Unsupervised, multivariate, binary clustering for meaningful annotation of data, taking into account the uncertainty in the data. A specific constructor for trajectory analysis in movement ecology yields behavioural annotation of trajectories based on estimated local measures of velocity and turning angle, eventually with solar position covariate as a daytime indicator, ("Expectation-Maximization Binary Clustering for Behavioural Annotation").
- Corrected a bug in the post-smoothing function (thanks to Simona Imperio for noting it). Also, we have added a method in the post-smoothing function for binClstStck instances.
Some core functionalities have been implemented using Rcpp. This results in a significant increase in computational speed when using large datasets.

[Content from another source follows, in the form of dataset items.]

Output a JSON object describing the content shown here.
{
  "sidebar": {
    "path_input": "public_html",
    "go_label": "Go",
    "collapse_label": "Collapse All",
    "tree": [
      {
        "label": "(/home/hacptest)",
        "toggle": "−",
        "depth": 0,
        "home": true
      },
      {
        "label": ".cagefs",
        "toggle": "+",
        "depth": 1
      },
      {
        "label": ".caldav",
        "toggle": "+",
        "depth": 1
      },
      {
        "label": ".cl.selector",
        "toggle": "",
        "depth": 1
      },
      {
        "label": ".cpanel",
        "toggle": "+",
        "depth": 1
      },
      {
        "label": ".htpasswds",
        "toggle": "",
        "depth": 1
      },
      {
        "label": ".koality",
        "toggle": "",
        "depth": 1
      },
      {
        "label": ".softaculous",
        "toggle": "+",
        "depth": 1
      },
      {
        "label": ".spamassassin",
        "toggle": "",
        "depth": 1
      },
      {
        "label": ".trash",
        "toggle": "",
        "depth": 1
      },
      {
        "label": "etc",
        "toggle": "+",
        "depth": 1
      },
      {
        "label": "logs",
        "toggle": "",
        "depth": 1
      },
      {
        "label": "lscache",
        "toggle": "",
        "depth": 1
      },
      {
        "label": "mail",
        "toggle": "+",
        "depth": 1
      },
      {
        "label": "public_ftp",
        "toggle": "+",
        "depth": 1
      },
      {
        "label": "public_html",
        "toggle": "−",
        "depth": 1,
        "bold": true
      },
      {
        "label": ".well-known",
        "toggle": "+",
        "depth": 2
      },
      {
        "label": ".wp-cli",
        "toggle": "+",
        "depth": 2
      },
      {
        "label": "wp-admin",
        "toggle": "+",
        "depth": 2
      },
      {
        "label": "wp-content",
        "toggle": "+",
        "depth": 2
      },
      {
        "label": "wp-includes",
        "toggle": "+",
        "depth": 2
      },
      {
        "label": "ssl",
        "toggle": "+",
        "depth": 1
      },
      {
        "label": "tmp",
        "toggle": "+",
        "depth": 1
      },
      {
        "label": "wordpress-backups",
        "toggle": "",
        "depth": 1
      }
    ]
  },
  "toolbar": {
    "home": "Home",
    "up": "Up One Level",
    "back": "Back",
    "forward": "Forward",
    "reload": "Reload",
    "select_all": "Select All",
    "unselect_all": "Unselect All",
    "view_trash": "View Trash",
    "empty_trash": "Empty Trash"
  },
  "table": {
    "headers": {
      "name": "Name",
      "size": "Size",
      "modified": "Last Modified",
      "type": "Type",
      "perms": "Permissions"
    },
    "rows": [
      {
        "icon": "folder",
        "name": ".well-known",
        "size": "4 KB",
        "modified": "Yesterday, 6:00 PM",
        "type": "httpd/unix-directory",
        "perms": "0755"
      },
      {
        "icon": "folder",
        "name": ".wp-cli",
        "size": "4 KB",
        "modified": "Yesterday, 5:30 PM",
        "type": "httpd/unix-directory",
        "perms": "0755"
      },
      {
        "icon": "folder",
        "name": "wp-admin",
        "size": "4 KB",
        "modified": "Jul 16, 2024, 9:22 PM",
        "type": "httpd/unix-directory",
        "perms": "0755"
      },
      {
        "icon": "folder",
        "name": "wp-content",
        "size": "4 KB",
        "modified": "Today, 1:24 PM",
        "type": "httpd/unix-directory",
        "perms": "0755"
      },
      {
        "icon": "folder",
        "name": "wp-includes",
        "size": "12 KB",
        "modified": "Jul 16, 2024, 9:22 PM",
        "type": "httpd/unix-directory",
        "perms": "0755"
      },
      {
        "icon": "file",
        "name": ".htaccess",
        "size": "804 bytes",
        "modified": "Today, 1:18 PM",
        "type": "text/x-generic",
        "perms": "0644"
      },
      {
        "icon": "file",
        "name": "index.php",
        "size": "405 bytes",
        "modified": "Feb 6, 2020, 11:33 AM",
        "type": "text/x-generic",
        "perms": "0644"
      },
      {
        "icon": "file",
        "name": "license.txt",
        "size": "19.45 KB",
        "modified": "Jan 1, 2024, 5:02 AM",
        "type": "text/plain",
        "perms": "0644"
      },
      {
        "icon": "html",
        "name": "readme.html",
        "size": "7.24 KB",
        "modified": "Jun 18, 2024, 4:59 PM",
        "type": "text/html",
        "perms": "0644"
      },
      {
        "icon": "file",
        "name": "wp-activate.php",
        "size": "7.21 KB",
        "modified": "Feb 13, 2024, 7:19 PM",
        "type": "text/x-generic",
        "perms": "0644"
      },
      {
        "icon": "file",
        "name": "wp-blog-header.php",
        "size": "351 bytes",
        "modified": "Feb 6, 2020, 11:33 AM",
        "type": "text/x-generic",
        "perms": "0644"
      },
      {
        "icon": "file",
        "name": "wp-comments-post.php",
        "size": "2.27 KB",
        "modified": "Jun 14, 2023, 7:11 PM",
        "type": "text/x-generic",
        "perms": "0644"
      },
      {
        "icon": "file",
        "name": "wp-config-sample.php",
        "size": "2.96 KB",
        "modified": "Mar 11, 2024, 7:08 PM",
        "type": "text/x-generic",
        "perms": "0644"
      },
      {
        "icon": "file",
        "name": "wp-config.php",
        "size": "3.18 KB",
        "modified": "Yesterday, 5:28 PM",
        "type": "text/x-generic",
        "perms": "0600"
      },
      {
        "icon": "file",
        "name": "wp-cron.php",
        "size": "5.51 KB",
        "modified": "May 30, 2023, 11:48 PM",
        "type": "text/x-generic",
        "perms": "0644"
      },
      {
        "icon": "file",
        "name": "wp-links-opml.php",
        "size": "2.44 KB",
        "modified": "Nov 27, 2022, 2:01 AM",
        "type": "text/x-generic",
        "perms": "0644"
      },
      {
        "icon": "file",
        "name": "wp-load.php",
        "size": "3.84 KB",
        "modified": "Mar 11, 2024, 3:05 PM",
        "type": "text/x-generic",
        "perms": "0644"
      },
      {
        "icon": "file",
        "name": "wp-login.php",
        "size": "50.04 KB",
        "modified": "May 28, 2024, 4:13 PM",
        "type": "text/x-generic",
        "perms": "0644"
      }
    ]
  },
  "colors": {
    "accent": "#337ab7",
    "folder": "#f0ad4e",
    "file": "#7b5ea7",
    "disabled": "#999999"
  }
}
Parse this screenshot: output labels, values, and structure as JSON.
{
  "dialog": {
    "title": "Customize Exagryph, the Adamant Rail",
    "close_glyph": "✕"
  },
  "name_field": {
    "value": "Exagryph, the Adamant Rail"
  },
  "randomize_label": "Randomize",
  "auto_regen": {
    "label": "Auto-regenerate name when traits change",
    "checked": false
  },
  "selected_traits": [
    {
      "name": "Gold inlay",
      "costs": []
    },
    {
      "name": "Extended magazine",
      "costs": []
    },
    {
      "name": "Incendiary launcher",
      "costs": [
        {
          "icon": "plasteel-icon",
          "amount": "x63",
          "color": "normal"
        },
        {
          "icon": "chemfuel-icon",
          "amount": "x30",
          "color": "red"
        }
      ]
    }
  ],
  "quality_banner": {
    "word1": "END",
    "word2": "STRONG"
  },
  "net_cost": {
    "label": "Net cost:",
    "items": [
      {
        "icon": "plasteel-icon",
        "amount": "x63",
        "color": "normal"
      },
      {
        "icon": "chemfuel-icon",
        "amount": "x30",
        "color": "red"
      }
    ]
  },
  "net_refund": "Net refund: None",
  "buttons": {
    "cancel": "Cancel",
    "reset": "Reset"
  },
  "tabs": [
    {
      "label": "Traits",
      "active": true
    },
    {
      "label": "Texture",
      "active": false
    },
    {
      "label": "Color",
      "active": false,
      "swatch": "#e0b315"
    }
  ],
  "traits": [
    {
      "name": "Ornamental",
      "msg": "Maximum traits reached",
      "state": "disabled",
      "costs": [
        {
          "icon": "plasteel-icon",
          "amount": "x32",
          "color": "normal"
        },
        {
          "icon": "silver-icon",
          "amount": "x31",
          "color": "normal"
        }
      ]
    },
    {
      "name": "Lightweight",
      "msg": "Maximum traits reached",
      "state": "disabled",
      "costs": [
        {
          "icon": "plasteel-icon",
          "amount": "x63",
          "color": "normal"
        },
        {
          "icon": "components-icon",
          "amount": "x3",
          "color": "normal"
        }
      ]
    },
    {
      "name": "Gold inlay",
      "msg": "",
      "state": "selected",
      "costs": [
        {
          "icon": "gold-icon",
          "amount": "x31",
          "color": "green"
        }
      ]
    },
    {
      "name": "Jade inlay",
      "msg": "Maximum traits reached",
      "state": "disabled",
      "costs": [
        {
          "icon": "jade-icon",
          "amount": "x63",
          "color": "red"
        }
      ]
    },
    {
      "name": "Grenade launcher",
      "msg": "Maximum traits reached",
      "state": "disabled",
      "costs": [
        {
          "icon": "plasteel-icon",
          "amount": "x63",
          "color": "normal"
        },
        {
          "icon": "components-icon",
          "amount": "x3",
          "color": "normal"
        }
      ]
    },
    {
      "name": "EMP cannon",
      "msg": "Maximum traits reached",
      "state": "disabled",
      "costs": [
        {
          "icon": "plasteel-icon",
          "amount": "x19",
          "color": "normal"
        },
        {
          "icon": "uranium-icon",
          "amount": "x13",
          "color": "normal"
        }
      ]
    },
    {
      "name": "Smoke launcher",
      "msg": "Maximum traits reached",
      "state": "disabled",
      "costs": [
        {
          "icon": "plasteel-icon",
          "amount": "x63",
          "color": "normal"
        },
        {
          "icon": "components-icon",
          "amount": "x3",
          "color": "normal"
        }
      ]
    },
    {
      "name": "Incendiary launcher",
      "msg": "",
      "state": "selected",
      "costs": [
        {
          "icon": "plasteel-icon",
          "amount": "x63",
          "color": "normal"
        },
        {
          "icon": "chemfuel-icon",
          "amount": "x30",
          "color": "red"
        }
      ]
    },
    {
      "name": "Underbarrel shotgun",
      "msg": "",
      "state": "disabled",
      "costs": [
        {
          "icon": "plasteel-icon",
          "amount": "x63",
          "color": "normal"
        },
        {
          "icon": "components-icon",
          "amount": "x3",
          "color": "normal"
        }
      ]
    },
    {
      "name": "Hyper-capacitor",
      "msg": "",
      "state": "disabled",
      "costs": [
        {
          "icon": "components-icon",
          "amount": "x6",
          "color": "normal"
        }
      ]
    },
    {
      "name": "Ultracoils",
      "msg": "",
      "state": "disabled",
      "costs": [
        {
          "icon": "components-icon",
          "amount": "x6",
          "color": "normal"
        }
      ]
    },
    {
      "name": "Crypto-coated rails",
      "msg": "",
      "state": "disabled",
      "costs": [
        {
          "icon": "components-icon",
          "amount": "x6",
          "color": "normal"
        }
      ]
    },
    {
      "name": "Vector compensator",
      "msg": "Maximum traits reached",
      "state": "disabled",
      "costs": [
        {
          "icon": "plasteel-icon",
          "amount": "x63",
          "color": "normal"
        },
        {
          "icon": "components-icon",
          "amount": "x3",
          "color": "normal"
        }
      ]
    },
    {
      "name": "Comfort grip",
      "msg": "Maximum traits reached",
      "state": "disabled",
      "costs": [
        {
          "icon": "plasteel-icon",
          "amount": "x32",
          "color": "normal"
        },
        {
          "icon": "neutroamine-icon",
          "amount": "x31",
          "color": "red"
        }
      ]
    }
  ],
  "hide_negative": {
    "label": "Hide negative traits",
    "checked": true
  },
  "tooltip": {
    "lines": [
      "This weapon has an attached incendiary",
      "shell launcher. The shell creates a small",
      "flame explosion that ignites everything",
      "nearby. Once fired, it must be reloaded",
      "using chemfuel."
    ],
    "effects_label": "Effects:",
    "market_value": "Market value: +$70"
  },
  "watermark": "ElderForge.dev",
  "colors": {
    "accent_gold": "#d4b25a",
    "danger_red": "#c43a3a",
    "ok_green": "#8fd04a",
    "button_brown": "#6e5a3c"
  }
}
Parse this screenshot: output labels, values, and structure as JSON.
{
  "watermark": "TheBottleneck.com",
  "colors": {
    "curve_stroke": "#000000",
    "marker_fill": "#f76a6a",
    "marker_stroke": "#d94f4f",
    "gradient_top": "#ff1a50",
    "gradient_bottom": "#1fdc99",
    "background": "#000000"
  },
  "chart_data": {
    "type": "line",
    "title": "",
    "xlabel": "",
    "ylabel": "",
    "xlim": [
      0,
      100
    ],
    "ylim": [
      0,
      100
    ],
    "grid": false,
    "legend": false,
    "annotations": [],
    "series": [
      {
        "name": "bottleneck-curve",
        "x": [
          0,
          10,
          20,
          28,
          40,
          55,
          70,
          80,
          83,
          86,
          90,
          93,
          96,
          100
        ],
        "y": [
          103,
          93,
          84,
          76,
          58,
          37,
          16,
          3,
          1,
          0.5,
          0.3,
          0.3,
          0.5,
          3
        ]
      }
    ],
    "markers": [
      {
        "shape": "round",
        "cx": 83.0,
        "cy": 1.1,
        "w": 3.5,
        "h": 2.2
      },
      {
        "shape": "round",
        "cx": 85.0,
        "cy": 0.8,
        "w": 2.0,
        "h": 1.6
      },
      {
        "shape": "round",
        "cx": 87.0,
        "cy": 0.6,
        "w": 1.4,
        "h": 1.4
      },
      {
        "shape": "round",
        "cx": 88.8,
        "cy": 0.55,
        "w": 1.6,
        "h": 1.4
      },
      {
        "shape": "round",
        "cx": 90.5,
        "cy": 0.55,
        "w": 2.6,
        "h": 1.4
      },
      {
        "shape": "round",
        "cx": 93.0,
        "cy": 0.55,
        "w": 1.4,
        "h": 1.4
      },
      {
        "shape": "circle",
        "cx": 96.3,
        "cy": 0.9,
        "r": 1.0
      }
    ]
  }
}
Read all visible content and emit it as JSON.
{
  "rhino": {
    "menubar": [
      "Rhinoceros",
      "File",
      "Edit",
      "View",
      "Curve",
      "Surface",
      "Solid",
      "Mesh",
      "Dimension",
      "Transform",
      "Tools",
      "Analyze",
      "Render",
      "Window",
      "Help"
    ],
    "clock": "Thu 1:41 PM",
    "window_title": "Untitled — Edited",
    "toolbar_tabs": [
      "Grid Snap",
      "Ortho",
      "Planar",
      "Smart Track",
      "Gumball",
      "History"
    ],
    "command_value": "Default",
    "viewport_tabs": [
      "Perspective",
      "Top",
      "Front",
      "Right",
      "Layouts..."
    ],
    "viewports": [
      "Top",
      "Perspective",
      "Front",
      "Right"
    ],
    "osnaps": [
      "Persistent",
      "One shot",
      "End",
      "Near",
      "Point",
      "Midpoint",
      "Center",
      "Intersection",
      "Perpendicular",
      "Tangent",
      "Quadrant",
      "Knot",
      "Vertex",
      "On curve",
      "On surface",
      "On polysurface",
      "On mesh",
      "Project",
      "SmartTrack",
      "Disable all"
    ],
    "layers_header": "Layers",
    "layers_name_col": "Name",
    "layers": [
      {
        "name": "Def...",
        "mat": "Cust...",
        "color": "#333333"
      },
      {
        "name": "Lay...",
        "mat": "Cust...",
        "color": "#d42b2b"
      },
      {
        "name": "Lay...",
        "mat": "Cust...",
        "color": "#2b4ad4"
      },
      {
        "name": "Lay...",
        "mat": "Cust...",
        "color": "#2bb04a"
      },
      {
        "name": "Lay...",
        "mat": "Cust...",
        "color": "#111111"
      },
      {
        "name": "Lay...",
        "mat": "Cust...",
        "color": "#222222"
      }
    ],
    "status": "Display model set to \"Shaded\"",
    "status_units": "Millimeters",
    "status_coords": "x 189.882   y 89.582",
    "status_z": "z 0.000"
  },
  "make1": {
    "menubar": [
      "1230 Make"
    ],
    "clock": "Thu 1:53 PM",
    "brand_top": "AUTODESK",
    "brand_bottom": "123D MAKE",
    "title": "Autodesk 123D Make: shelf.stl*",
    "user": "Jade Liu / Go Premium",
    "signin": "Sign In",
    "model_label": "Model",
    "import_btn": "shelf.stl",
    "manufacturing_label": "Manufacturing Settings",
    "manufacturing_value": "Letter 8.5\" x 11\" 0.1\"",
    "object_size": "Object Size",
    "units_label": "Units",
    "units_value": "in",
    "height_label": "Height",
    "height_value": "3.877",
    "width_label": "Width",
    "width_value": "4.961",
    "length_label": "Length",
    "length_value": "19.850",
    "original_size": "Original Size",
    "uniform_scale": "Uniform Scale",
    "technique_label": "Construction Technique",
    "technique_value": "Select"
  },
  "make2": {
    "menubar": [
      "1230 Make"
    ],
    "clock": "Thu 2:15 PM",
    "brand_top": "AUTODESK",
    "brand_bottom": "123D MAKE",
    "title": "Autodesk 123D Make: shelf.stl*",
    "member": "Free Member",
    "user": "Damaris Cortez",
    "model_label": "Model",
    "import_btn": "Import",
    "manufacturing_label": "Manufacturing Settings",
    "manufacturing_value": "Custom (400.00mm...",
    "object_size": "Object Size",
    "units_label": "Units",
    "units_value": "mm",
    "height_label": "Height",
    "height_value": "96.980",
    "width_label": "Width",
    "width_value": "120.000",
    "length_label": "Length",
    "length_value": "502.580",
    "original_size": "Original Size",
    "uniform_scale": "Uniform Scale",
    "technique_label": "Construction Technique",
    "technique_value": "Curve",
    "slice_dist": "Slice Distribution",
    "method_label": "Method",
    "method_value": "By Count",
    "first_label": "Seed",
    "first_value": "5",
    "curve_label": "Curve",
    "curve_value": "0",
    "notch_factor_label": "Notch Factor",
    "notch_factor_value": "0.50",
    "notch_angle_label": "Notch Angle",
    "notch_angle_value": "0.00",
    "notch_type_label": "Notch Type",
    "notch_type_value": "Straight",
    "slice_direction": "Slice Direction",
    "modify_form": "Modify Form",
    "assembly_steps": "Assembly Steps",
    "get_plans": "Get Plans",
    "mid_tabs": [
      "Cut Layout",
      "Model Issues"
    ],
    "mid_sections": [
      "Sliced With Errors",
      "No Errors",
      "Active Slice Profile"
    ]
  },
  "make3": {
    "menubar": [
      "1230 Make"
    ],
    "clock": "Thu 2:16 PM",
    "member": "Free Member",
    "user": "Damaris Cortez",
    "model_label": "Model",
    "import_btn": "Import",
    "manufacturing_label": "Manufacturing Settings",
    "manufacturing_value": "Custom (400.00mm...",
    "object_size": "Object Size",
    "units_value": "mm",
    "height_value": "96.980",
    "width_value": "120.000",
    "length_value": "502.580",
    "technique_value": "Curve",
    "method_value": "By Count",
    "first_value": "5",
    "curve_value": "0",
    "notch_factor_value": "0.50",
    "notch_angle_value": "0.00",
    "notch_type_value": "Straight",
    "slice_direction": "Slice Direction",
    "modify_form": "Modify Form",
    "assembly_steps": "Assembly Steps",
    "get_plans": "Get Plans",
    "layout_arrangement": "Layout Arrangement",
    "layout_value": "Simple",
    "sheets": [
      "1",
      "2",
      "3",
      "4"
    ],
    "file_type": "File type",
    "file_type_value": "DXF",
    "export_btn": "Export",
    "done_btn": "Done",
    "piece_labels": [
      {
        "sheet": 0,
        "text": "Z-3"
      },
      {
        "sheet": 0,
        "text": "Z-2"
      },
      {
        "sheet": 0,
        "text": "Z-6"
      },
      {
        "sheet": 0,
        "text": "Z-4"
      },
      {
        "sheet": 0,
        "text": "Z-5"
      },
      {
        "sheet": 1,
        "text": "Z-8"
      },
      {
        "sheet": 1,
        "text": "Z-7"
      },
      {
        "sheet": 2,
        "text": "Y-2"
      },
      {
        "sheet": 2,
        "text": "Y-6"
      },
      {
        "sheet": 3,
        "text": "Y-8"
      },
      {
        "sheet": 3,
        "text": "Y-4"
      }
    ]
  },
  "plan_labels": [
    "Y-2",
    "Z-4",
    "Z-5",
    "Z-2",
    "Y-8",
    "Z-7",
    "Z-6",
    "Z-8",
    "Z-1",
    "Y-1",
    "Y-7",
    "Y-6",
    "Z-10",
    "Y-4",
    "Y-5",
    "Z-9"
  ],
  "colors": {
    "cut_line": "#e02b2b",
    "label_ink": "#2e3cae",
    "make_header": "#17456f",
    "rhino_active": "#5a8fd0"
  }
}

With the aim of enhancing the EMbC R-package as a real general purpose algorithm, the dependency with respect to the move R-package has been dropped. Thus, potential users coming from domains other than ecology are not forced to install packages that are not desired. However, Move objects from the move R-package can still be used directly as input data.
The command view was depicting the trajectory without taking into account the proportionality of the axes. This has been corrected in version 1.9.4.
In the multivarite case, commands view() and sctr() depict plots with a light-grey background colour to enhance the visibility of the data points. We added a bg parameter to allow changing this default behaviour.